В романе есть два очень важных слова: «усилия»[28] (те, что делаются ради других) и «долг»[29] – эти понятия почти забыты в наш век «занимайся-своим-делом» и «каждый-сам-за-себя». Фанни терпеливо и безропотно отдавала свои силы леди Бертрам и миссис Норрис; она помогала бестолковому жениху Марии учить роль для пьесы (несмотря на то, что ей не нравилась эта затея). Но самую мучительную жертву Фанни принесла, когда, переступив через свои чувства, помогала Эдмунду и столь неприятной ей Мэри репетировать их сцены.
Слово «долг» объединяет в себе обязанности, которые, в понимании Фанни, она должна была исполнять как племянница, сестра и друг; ответственность, которую готовился взять на себя Эдмунд после принятия сана; ответственность, которую нес Уильям, будучи морским офицером. Идеальным примером подобного бескорыстного поведения для Остин служили мужчины из ее собственной семьи: отец-священник, брат-моряк. Крофорды, естественно, имели иное, более современное, представление о чувстве долга. «Каждый должен получше о себе позаботиться», – говорит Мэри.

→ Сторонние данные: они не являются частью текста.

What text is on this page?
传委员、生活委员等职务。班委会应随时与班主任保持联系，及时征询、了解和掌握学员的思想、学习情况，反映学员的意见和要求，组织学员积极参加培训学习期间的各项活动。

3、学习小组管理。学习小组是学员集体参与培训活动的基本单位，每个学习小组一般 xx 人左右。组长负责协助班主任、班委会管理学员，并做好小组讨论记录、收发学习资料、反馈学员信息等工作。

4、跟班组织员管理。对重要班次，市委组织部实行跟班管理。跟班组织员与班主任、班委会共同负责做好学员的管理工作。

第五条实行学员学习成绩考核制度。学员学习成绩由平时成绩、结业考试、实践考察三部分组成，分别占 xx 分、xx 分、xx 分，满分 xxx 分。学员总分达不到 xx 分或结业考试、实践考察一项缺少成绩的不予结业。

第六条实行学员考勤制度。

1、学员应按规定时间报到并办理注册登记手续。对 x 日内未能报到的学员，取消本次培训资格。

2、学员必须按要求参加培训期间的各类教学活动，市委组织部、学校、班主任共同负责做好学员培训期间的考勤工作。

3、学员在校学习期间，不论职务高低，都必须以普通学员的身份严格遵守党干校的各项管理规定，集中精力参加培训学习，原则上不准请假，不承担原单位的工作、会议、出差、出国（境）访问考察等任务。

Однако самое важное слово в романе – «полезный». Эдмунд говорит Мэри: «…не только хорошими проповедями полезен священник своему приходу». У Генри, восхищающегося Уильямом Прайсом, хватило здравого смысла поставить «полезность» (точнее, почетность этого качества в глазах окружающих) в один ряд с «героизмом». И вряд ли кого-то удивит, что леди Бертрам «никогда и не помышляла о том, чтоб быть кому-нибудь полезной», – в устах Остин это, пожалуй, самое тяжкое обвинение.
Долгое время я не признавал модель поведения, основанную на том, чтобы быть кому-то полезным. Это звучало так буднично, так приземленно и прагматично. Разве «быть полезными» – все, на что мы способны друг для друга? А как же поддержка, сострадание и любовь?

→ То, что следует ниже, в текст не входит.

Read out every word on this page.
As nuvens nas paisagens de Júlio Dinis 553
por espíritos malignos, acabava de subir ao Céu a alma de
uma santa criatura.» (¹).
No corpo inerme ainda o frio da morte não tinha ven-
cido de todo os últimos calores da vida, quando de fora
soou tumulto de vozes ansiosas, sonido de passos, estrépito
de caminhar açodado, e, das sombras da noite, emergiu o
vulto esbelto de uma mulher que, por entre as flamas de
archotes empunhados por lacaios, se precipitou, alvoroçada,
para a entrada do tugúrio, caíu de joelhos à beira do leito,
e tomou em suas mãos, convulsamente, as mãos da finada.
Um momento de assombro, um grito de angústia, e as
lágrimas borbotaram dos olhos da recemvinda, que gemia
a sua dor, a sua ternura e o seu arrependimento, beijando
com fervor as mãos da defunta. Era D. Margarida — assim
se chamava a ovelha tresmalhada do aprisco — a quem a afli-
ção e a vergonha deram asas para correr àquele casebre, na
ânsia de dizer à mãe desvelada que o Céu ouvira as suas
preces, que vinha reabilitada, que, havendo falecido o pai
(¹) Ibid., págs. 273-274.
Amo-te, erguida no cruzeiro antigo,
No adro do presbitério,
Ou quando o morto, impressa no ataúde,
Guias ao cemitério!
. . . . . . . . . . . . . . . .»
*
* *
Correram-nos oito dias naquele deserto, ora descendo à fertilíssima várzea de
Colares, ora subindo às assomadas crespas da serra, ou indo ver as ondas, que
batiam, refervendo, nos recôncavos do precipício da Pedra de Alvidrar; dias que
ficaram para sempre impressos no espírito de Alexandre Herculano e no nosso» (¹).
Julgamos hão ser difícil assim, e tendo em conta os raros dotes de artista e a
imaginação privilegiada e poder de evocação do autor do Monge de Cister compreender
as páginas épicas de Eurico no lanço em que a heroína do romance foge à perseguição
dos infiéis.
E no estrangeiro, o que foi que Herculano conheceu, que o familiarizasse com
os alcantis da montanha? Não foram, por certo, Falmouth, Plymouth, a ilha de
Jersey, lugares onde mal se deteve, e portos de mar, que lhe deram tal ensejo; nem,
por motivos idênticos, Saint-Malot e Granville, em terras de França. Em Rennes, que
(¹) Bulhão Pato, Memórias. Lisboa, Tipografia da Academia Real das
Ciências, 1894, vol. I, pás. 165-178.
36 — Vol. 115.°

Но постепенно я начал проникаться. «Быть полезным» означает понять, в чем сильнее всего нуждаются люди в данный момент, и дать им это – вот настоящая поддержка и сострадание. Как замечательно любить свою семью и друзей, но какая же это любовь, если вы не готовы прийти на помощь, когда им действительно что-то нужно, если не готовы сделать ради них малейшее усилие? «Любить» – это глагол, это действие, а не просто очередное красивое чувство.